Comment parvenir à être soi en dépit des épreuves et du doute ? Quoi faire pour transformer ses émotions en énergie créatrice ? Et comment s’imposer en tant que femme dans un milieu qui les désavantage ?

Un texte issu de la première émission du podcast Protestantes ! créé par Jérémie Claeys, mise en ligne le 18 septembre 2023. Lire la première partie et la deuxième partie sur notre site.

Jérémie Claeys: Comment s’est opérée la réconciliation avec ton côté fougueux ?

Joëlle Sutter-Razanajohary: Je ne sais pas, ce n’est pas lié à un événement en particulier. Cela s’est fait progressivement.

Les gens autour de toi ont-ils vu cette évolution, le fait de rentrer en toi-même et de devenir toi ?

De mes 20 à mes 40 ans, je contenais mes émotions jusqu’à ne plus pouvoir et puis, paf!… ça giclait, et les gens se disaient que je n’étais pas une personne équilibrée. Je partais dans des éclats de rire, je devenais soudainement exubérante… Il y avait un contraste énorme entre les moments où j’arrivais à vivre dans cette modalité de douceur, avec ce caractère lisse, et qui j’étais réellement. Il a fallu que j’apprenne à m’accepter et à m’accueillir telle que j’étais. Quelqu’un a dit un jour de moi que j’étais comme une coupe de champagne, que ça pétillait… Je me suis dit: on aime le champagne! Ça suffit, ras-le-bol…: sois qui tu es, Joëlle!

«Mettez-vous en colère»

Comment as-tu fait pour te connecter à cette juste colère en dépit de l’interdit rattaché à cette émotion?

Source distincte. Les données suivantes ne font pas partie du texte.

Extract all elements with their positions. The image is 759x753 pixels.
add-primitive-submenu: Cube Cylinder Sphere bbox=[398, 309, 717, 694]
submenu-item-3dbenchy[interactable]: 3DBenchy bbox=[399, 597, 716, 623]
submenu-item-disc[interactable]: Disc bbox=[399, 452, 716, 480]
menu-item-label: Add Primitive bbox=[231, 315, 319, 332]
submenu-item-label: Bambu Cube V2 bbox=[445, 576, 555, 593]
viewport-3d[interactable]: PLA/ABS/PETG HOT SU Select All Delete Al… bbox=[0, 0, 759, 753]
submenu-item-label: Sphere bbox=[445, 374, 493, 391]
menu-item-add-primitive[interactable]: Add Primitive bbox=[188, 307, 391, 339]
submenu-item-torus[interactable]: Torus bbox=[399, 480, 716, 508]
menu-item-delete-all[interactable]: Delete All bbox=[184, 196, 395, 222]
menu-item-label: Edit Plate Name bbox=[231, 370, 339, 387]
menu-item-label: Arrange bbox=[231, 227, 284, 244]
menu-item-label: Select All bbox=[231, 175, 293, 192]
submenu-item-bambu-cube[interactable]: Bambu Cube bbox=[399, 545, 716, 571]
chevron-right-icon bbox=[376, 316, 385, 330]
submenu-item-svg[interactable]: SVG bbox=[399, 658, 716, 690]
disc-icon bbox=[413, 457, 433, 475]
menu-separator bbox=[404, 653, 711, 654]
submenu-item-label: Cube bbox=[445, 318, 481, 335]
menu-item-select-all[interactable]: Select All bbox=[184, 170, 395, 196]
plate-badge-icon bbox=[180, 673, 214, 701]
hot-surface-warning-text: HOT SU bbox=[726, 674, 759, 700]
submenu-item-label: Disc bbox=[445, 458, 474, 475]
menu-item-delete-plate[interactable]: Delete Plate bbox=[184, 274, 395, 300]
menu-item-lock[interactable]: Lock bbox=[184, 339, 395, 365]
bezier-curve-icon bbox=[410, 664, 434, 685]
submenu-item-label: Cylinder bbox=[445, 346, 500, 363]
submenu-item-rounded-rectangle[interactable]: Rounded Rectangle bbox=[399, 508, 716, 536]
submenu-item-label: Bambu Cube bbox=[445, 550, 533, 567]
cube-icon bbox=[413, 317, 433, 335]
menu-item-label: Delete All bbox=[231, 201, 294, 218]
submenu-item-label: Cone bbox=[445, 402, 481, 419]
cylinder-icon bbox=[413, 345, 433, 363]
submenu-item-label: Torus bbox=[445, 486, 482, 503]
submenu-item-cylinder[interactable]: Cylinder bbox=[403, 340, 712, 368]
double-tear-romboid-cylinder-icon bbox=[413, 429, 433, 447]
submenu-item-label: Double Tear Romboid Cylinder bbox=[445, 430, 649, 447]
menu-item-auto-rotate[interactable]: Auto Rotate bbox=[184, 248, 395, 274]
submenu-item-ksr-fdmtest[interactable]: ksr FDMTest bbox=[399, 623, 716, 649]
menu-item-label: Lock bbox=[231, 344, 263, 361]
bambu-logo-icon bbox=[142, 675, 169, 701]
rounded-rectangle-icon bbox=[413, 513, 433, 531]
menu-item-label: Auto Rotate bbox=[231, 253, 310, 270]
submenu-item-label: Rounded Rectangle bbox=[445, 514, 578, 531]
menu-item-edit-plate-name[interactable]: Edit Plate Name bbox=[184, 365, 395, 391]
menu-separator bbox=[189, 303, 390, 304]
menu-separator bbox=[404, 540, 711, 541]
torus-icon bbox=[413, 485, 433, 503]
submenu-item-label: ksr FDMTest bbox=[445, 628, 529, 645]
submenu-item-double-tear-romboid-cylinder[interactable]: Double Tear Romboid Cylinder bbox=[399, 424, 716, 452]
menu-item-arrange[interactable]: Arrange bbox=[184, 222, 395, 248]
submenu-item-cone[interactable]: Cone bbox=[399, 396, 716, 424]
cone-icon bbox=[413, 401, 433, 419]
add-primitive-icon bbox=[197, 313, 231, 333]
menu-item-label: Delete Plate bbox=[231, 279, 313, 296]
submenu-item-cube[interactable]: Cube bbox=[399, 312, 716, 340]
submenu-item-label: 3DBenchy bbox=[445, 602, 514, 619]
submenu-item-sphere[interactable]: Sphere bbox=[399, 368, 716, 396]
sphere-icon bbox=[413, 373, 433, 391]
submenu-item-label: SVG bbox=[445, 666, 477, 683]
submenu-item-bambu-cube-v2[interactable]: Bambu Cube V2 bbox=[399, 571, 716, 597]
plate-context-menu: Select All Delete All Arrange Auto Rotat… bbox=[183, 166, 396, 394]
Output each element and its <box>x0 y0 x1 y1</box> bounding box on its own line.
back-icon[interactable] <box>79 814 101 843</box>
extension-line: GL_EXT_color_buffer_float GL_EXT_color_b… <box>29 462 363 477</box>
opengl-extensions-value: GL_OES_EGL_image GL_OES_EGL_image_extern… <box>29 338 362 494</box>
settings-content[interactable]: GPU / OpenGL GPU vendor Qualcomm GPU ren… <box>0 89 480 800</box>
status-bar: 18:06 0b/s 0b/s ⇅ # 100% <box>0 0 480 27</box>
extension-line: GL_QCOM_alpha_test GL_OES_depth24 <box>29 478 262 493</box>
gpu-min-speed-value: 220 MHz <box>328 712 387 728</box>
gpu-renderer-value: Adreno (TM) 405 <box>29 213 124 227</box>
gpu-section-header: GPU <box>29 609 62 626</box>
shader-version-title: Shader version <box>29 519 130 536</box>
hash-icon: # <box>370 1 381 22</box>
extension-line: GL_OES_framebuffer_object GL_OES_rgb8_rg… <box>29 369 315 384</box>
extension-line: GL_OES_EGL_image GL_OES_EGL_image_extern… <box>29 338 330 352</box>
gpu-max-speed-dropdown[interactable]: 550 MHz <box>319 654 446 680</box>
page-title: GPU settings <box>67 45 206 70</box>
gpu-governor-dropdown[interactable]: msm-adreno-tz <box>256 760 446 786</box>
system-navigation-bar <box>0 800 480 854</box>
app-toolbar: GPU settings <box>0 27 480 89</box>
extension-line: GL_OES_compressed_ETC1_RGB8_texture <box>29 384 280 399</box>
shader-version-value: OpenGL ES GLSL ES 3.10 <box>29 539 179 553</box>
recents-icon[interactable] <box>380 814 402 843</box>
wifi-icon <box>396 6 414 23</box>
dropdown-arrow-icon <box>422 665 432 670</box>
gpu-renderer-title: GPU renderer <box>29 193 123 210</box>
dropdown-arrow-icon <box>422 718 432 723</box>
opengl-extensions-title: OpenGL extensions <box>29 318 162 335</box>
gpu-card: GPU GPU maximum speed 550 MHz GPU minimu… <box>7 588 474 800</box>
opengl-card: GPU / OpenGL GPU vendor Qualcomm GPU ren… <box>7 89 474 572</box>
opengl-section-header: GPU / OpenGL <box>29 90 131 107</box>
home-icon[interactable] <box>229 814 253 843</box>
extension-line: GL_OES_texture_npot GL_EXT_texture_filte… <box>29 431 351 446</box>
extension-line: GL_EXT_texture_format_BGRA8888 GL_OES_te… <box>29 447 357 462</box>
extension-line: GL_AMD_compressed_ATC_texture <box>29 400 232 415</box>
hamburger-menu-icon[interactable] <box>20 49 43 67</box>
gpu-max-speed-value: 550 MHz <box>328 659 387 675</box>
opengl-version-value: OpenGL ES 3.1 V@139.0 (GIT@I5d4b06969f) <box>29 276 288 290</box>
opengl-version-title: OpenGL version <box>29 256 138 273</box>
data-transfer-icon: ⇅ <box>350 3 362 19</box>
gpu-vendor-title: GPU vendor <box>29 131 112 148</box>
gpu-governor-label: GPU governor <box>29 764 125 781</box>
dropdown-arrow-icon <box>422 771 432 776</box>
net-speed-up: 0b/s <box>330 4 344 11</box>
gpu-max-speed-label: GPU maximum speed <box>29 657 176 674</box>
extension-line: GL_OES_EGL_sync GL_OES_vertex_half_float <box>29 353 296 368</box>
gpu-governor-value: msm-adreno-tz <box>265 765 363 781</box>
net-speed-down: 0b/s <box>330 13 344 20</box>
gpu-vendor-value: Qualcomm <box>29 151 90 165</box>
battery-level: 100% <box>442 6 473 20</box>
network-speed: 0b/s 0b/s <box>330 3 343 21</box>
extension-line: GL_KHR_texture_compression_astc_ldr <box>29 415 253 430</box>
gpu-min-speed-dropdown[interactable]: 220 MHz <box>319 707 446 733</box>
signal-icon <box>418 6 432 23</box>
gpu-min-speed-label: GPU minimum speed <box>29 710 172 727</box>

Ah, oui, la colère!… C’est une grande histoire dans ma vie, la colère… d’autant plus que j’ai vécu mon adolescence sous les coups. Mon papa était violent envers moi et j’étais la seule des filles à avoir été battue, jusqu’à faire deux comas. De mes 12 à mes 21 ans (âge auquel j’ai reçu mon dernier coup), la colère était très forte dans ma vie et j’avais du mal à la gérer. Cela giclait (parfois je cassais des assiettes) mais j’ai toujours résisté au fait de taper sur mes enfants. Cela reste quelque chose de difficile à vivre pour moi et dès que je suis fatiguée, la souffrance revient. La colère a donc été un dragon à dompter dans ma vie, il a fallu que je l’accepte. Je me suis fait accompagner, j’ai dû apprendre à lui laisser une place légitime dans ma vie. Dans nos bibles, le texte dit: «Si tu te mets en colère, ne pèche pas». Alors que le texte grec affirme: «Mettez-vous en colère» (Éphésiens 4,26). C’est un impératif! C’est en découvrant cette version que je me suis dit que j’avais le droit de me mettre en colère. J’ai fait des recherches et j’ai compris que la colère était une caractéristique divine. Si Dieu a le droit de se mettre en colère, pourquoi moi, je n’en aurais pas le droit ? Mais nous, êtres humains pétris de péchés, nous mettons très souvent en colère pour les mauvaises raisons et de la mauvaise manière. Nous ne cherchons pas, comme Dieu, à construire le bien. J’ai ainsi appris à gérer ma colère, à accepter cette émotion, à exprimer ce que je voulais construire. Cette découverte du texte biblique a été une renaissance pour moi.

C’est fou, cette différence entre les deux versions du verset!

Les premiers traducteurs ont dû se dire qu’il était impossible de traduire cette ouverture, cette autorisation, cette liberté, au risque de voir les gens s’en saisir et faire n’importe quoi!

C’est un sujet que j’aime bien, la colère, ayant moi-même un fond colérique. J’ai dû me réconcilier avec cet interdit de la colère en transformant cette émotion, en utilisant la créativité. On juge souvent la colère négativement alors que l’accueillir et l’écouter permet de découvrir ce qu’elle a à nous dire et de la transformer. C’est en cela que je suis très attaché à la créativité sous toutes ses formes. Pour moi, réaliser des podcasts est une manière de faire bouger les lignes, d’aborder des sujets importants. C’est un moyen de transformer cette énergie qui, loin d’être négative, constitue simplement une information. Toi, en l’occurrence, ton blog et tes livres sont ta manière de transformer cette énergie.